The bet is not without risk. Payments are a regulated business, and EKAN International has flagged regulatory compliance — securing local and regional fintech and money-transmitter licenses — as an immediate priority. Licensing requirements vary by country across ECOWAS, and navigating them is expensive and slow. The Central Bank of Liberia, like its regional peers, has been tightening oversight of digital financial services, raising both the cost of entry and the cost of getting it wrong.
There is also the trust problem. Embedding payments into a messaging app means persuading users to store value and execute transactions inside a platform they associate with conversation, not banking. Mobile money succeeded in part because telecom operators already had distribution networks — agent kiosks in every market — and brand recognition. A startup without that physical footprint has to earn trust digitally, which in a market where fraud concerns are high is a slower process.
EKAN International's near-term roadmap includes API expansion — building open plugins so third-party e-commerce tools can embed EKAN Connect directly into existing merchant workflows — and AI-powered ledger reconciliation to help business users track revenues automatically inside the chat interface. The company is also exploring cross-border settlement, which would position the platform not just as a domestic tool but as a corridor for the remittance and trade flows that link West African economies.
Whether EKAN Connect can execute on this vision depends on questions that no about document can answer: Can it secure the licenses? Can it acquire users in a market where switching costs are low and network effects are everything? Can it build the agent or merchant network that gives the platform utility on day one? These are the same questions every fintech startup in Africa faces, and the failure rate is high.

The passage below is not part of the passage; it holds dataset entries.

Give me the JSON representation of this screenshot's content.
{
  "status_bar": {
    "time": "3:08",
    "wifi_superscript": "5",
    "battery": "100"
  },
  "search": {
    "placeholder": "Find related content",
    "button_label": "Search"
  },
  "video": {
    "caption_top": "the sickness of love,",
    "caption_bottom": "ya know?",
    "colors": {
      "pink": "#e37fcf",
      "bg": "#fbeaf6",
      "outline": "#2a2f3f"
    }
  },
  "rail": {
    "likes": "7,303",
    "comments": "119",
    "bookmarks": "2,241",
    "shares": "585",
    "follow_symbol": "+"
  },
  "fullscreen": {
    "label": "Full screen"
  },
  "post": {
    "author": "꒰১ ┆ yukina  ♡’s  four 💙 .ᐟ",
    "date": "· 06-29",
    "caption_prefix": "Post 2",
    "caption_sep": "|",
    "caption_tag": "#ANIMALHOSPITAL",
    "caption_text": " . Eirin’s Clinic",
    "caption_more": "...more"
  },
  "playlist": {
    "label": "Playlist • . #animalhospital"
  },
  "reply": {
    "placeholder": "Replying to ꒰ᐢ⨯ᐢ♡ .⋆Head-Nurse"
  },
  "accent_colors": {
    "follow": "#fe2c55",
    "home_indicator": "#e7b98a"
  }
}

What makes the concept worth tracking is the structural opportunity. Africa's digital payments market is projected to exceed US$40 billion in transaction value by 2028, according to multiple industry estimates, driven by smartphone penetration, urbanization and a young population that defaults to mobile-first interactions. The share of that value that moves through conversational interfaces — rather than standalone apps — is still small. EKAN Connect is positioning itself at the intersection of those two trends, and in a region where the infrastructure is still being built, the companies that get the interface right may end up defining the category.